Baginya, manusia-manuisa saat ini merupakan produk dari pemikiran Barat Modern
yang mengalami suatu kepincangan, karena merupakan suatu perkembangan yang
parsial. Peradaban Islam adalah contoh lain. Keduanya dapat ditolong dengan
membelokkan arah perkembangannya ke arah perkembangan yang evolusioner yang
lebih menyeluruh dan seimbang. Hanya ada beberpa sisi saja dari kehidupan
manusia yang dikembangkan.

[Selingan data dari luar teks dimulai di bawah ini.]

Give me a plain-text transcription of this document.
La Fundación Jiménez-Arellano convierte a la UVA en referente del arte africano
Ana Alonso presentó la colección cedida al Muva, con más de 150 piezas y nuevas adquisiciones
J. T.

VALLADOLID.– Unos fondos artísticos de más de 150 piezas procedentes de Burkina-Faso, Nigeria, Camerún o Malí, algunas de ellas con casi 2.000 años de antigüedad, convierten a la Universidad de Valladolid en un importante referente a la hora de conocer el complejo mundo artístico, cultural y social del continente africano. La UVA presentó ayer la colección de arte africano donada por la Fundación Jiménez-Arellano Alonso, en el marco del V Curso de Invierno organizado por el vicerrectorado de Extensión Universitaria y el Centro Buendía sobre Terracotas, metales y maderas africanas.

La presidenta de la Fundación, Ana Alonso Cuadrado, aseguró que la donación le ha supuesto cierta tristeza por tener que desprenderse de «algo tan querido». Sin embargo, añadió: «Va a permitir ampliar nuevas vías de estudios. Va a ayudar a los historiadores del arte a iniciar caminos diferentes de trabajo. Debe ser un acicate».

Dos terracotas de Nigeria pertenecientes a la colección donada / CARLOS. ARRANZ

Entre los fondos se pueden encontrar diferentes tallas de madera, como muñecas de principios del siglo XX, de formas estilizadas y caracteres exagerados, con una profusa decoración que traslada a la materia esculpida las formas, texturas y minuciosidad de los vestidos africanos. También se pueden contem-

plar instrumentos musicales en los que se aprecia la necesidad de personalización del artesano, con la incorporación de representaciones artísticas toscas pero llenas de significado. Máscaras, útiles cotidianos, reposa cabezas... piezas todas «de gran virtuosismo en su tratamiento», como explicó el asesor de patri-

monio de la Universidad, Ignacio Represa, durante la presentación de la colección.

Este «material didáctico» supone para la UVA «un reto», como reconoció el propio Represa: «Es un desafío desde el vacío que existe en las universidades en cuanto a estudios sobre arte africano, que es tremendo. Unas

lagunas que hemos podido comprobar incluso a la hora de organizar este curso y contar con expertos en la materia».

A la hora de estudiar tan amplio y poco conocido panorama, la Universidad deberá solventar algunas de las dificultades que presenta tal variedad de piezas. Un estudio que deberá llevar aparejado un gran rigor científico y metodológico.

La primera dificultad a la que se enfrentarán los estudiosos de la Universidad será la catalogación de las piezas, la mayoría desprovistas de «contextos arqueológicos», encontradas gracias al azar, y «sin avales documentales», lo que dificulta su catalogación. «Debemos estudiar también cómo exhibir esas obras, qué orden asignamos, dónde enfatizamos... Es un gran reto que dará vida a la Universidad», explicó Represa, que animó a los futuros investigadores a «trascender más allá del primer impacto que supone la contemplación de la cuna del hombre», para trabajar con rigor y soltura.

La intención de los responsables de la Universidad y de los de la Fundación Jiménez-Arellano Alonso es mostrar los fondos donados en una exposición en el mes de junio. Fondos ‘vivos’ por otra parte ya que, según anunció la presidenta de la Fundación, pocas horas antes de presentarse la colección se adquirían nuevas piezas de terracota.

Begitu juga halnya dengan masyarakat yang ada, pada
hakikatnya adalah cerminan dari satu sistem pendidikan yang ada saat itu.
Masyarakat saat ini
adalah masyarakat materialis yang dapat dibina dengan menggunakan suatu mesin
raksasa yang bernama teknostrutur. Di sini ada satu link yang hilang, yaitu
spiritualisme. Dengan demikian, pendidikan sebagai produksi sistem ini haruslah
mengembangkan seluruh aspek dari manusia dan masyarakat sesuai dengan fitrah
Islam, yaitu tauhid.
Pandangan filosofis
inilah yang menjadikan pentingnya kajian terhadap pemikiran Armahedi Mahzar
tentang sistem pendidikan Islam integratif, karena permasalahan pendidikan
sebenarnya terletak pada dua aspek, filosofis dan praktis. Persoalan filosofis
ini yang menjadi landasan pada ranah praktis pendidikan. Ketika ranah filosofis
telah terbangun kokoh, maka ranah praktis akan berjalan secara sistematis.
Dengan demikian, filsafat integralisme atau hikmah wahdatiyah nantinya akan
menjadi landasan idiologis dalam pengembangan sistem pendidikan integratif.